Frères et sœurs, la fête de Noël nous dit l'importance du corps, de la chair que nous avons tendance à rejeter, mais que Dieu a choisi de prendre, pour lui donner une noblesse infinie. Car il faut bien le dire : notre corps nous pèse. Nous préférerions être en apesanteur, comme les astronautes. Ce corps est lent, il nous fatigue. Il ne sent pas toujours très bon, il n'est pas toujours aussi beau que nous le voudrions. On se complexe de tel défaut physique, ou de tel trait de caractère. Alors, on préfère se trouver un « avatar », une double vie avec un personnage virtuel sur internet. Dans le « metavers » de Mark Zuckerberg, un univers parallèle nous est promis, qui nous permettrait d'avoir une meilleure vie que celle que nous avons. Un corps aérien, avec les yeux et les cheveux que nous pouvons choisir. Bref, un substitut, une sorte d'ersatz du « royaume des cieux ». Mais le Royaume de Dieu est bien autre chose. Il n'est pas un monde parallèle, car il commence déjà sur la terre, dans notre vie réelle qui peut se révéler pesante, mais que Dieu élève.
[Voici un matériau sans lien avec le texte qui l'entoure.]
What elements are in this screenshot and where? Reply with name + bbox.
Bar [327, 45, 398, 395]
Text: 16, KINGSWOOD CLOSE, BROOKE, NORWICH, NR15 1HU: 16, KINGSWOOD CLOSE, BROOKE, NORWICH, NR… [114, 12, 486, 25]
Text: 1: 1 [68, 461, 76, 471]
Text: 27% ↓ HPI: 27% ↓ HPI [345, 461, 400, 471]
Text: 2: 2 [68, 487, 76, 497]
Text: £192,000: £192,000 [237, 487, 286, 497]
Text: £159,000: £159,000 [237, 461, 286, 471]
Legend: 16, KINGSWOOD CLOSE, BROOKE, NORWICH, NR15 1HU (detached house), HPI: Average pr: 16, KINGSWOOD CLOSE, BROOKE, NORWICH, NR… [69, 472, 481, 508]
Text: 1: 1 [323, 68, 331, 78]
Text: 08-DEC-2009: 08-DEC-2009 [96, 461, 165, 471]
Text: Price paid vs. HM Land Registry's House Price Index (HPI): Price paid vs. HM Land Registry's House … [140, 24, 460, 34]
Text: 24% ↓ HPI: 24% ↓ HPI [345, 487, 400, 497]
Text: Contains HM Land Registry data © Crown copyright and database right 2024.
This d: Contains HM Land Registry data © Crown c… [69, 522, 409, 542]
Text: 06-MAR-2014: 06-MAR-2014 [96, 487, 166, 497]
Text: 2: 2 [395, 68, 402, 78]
Alors, comment faire, finalement, avec ce corps ? Je vous propose de laisser Dieu venir vers vous, dans la prière, et de l'accueillir comme vous êtes. Si vous ne vous sentez pas dignes, c'est bien normal. Personne ne l'est, devant lui ! Faites-lui juste une petite place dans l'étable, au milieu de Marie et Joseph, des animaux et des bergers. Il lui faut juste un peu de paille, ça lui suffit. Il n'a pas besoin de grand-chose : seulement de notre pauvreté, de notre misère. Non seulement, il s'en contente, mais en plus il est heureux de la partager avec nous. Lui qui est Dieu et qui a tout en lui, il a besoin de notre manque, il a besoin de notre fragilité. N'ayons pas peur de lui accorder l'hospitalité, malgré notre peu de moyens. Si nous trouvons que notre demeure est trop obscure, rappelons-nous qu'il est la Lumière brillant dans les ténèbres. Notre obscurité, si grande soit-elle, ne peut pas l'empêcher de nous illuminer. Sa naissance est comme un feu près duquel nous nous réchauffons, car nous avons froid sans lui. Même si nous pensons ne rien avoir besoin, Dieu nous révèles que nous sommes, au plus profond de nous, des êtres de désir, assoiffés d'être aimés. Aimés par lui, et par nos frères en humanité. Seigneur, viens combler notre attente, car tu es le Dieu-avec-nous, l'Emmanuel. Amen.